Déliquescence politique
TEXTE: BENOÎT COUCHEPIN
Le Parlement a décidé de repousser sa session d’été d’une
semaine en 2008. Il s’agit de ne pas se réunir pendant les
matchs de l’Eurofoot 2008. En clair, les parlementaires se voient
mieux au stade que sous la Coupole.

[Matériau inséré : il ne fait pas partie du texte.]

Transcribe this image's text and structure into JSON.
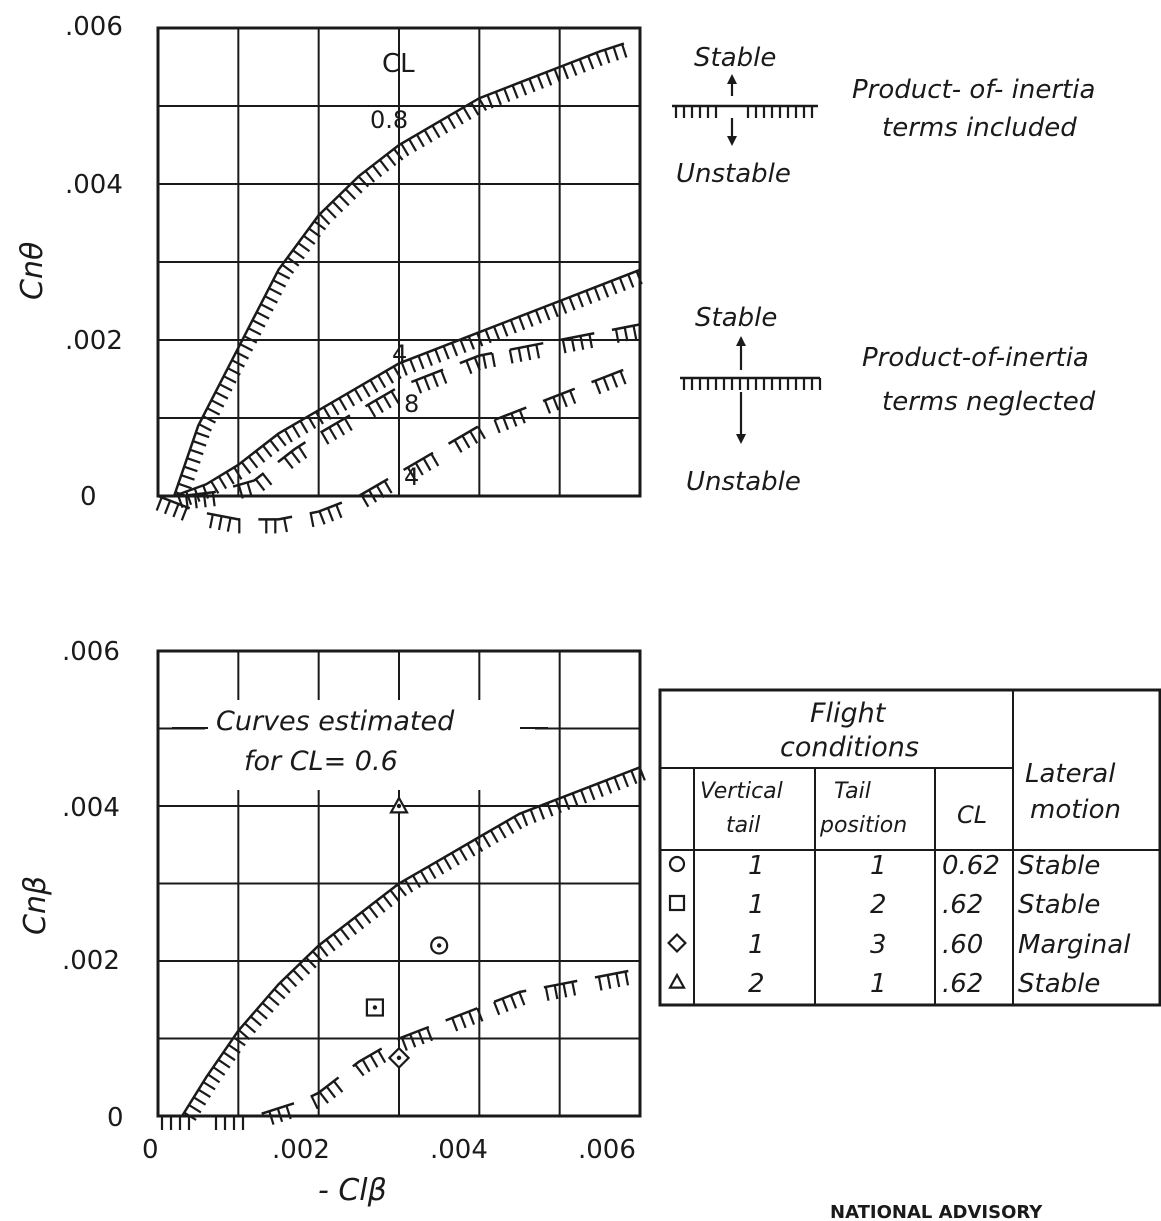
{
  "chart_data": [
    {
      "type": "line",
      "xlim": [
        0,
        0.006
      ],
      "ylim": [
        0,
        0.006
      ],
      "grid": true,
      "ylabel": "Cnθ",
      "yticks": [
        ".006",
        ".004",
        ".002",
        "0"
      ],
      "legend_header": "CL",
      "series": [
        {
          "name": "0.8",
          "group": "included",
          "style": "solid",
          "x": [
            0.0002,
            0.0005,
            0.001,
            0.0015,
            0.002,
            0.0025,
            0.003,
            0.0035,
            0.004,
            0.0045,
            0.005,
            0.0055,
            0.0058
          ],
          "y": [
            0.0,
            0.0009,
            0.0019,
            0.0029,
            0.0036,
            0.0041,
            0.0045,
            0.0048,
            0.0051,
            0.0053,
            0.0055,
            0.0057,
            0.0058
          ]
        },
        {
          "name": "4",
          "group": "included",
          "style": "solid",
          "x": [
            0.0002,
            0.0006,
            0.001,
            0.0015,
            0.002,
            0.0025,
            0.003,
            0.0035,
            0.004,
            0.0045,
            0.005,
            0.0055,
            0.006
          ],
          "y": [
            0.0,
            0.00015,
            0.0004,
            0.0008,
            0.0011,
            0.0014,
            0.0017,
            0.0019,
            0.0021,
            0.0023,
            0.0025,
            0.0027,
            0.0029
          ]
        },
        {
          "name": "8",
          "group": "neglected",
          "style": "dashed",
          "x": [
            0.0003,
            0.0007,
            0.0012,
            0.0017,
            0.002,
            0.0025,
            0.003,
            0.0035,
            0.004,
            0.0045,
            0.005,
            0.0055,
            0.006
          ],
          "y": [
            0.0,
            5e-05,
            0.0002,
            0.0006,
            0.0008,
            0.0011,
            0.0014,
            0.0016,
            0.0018,
            0.0019,
            0.002,
            0.0021,
            0.0022
          ]
        },
        {
          "name": "4",
          "group": "neglected",
          "style": "dashed",
          "x": [
            0.0,
            0.0005,
            0.001,
            0.0015,
            0.002,
            0.0025,
            0.003,
            0.0035,
            0.004,
            0.0045,
            0.005,
            0.0055,
            0.006
          ],
          "y": [
            0.0,
            -0.0002,
            -0.0003,
            -0.0003,
            -0.0002,
            0.0,
            0.0003,
            0.0006,
            0.0009,
            0.0011,
            0.0013,
            0.0015,
            0.0017
          ]
        }
      ],
      "legend": {
        "included": {
          "top": "Stable",
          "bottom": "Unstable",
          "text": [
            "Product- of- inertia",
            "terms included"
          ]
        },
        "neglected": {
          "top": "Stable",
          "bottom": "Unstable",
          "text": [
            "Product-of-inertia",
            "terms neglected"
          ]
        }
      }
    },
    {
      "type": "scatter",
      "xlim": [
        0,
        0.006
      ],
      "ylim": [
        0,
        0.006
      ],
      "grid": true,
      "xlabel": "- Clβ",
      "ylabel": "Cnβ",
      "xticks": [
        "0",
        ".002",
        ".004",
        ".006"
      ],
      "yticks": [
        ".006",
        ".004",
        ".002",
        "0"
      ],
      "annotation": [
        "Curves estimated",
        "for CL= 0.6"
      ],
      "series": [
        {
          "style": "solid",
          "x": [
            0.0003,
            0.0006,
            0.001,
            0.0015,
            0.002,
            0.0025,
            0.003,
            0.0035,
            0.004,
            0.0045,
            0.005,
            0.0055,
            0.006
          ],
          "y": [
            0.0,
            0.0005,
            0.0011,
            0.0017,
            0.0022,
            0.0026,
            0.003,
            0.0033,
            0.0036,
            0.0039,
            0.0041,
            0.0043,
            0.0045
          ]
        },
        {
          "style": "dashed",
          "x": [
            0.0,
            0.0005,
            0.0012,
            0.0018,
            0.002,
            0.0025,
            0.003,
            0.0035,
            0.004,
            0.0045,
            0.005,
            0.0055,
            0.006
          ],
          "y": [
            0.0,
            0.0,
            0.0,
            0.0002,
            0.0003,
            0.0007,
            0.001,
            0.0012,
            0.0014,
            0.0016,
            0.0017,
            0.0018,
            0.0019
          ]
        }
      ],
      "points": [
        {
          "marker": "circle",
          "x": 0.0035,
          "y": 0.0022
        },
        {
          "marker": "square",
          "x": 0.0027,
          "y": 0.0014
        },
        {
          "marker": "diamond",
          "x": 0.003,
          "y": 0.00075
        },
        {
          "marker": "triangle",
          "x": 0.003,
          "y": 0.004
        }
      ]
    }
  ],
  "table": {
    "header_group": [
      "Flight",
      "conditions"
    ],
    "header_result": [
      "Lateral",
      "motion"
    ],
    "columns": [
      [
        "Vertical",
        "tail"
      ],
      [
        "Tail",
        "position"
      ],
      [
        "CL"
      ]
    ],
    "rows": [
      {
        "marker": "circle",
        "vertical_tail": "1",
        "tail_position": "1",
        "cl": "0.62",
        "lateral_motion": "Stable"
      },
      {
        "marker": "square",
        "vertical_tail": "1",
        "tail_position": "2",
        "cl": ".62",
        "lateral_motion": "Stable"
      },
      {
        "marker": "diamond",
        "vertical_tail": "1",
        "tail_position": "3",
        "cl": ".60",
        "lateral_motion": "Marginal"
      },
      {
        "marker": "triangle",
        "vertical_tail": "2",
        "tail_position": "1",
        "cl": ".62",
        "lateral_motion": "Stable"
      }
    ]
  },
  "footer": "NATIONAL ADVISORY"
}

Voilà bien une affaire d’Etat
qui ferait regretter le monde d’hier, quand gouvernements et
footballeurs ne couraient pas après la même notoriété, le même
public et les mêmes supporters.
«Si une grave affaire intéresse beaucoup plus le régime que le
peuple, et si elle tourne mal, le régime est ébranlé ou perdu. Si
elle intéresse le peuple – souvent le régime survit à l’échec. Il
faut donc faire croire au peuple que l’affaire l’intéresse.
Comment s’y prendre pour faire «avaler» les croisades, les
guerres de succession? Supporter Napoléon.»
Les temps ont changé. Aujourd’hui, les politiques s’efforcent de
convaincre le peuple qu’ils s’intéressent moins aux affaires qu’au
ballon. La pensée de Valéry, parfaite d’exactitude, s’est vue
dépassée par la déliquescence du politique.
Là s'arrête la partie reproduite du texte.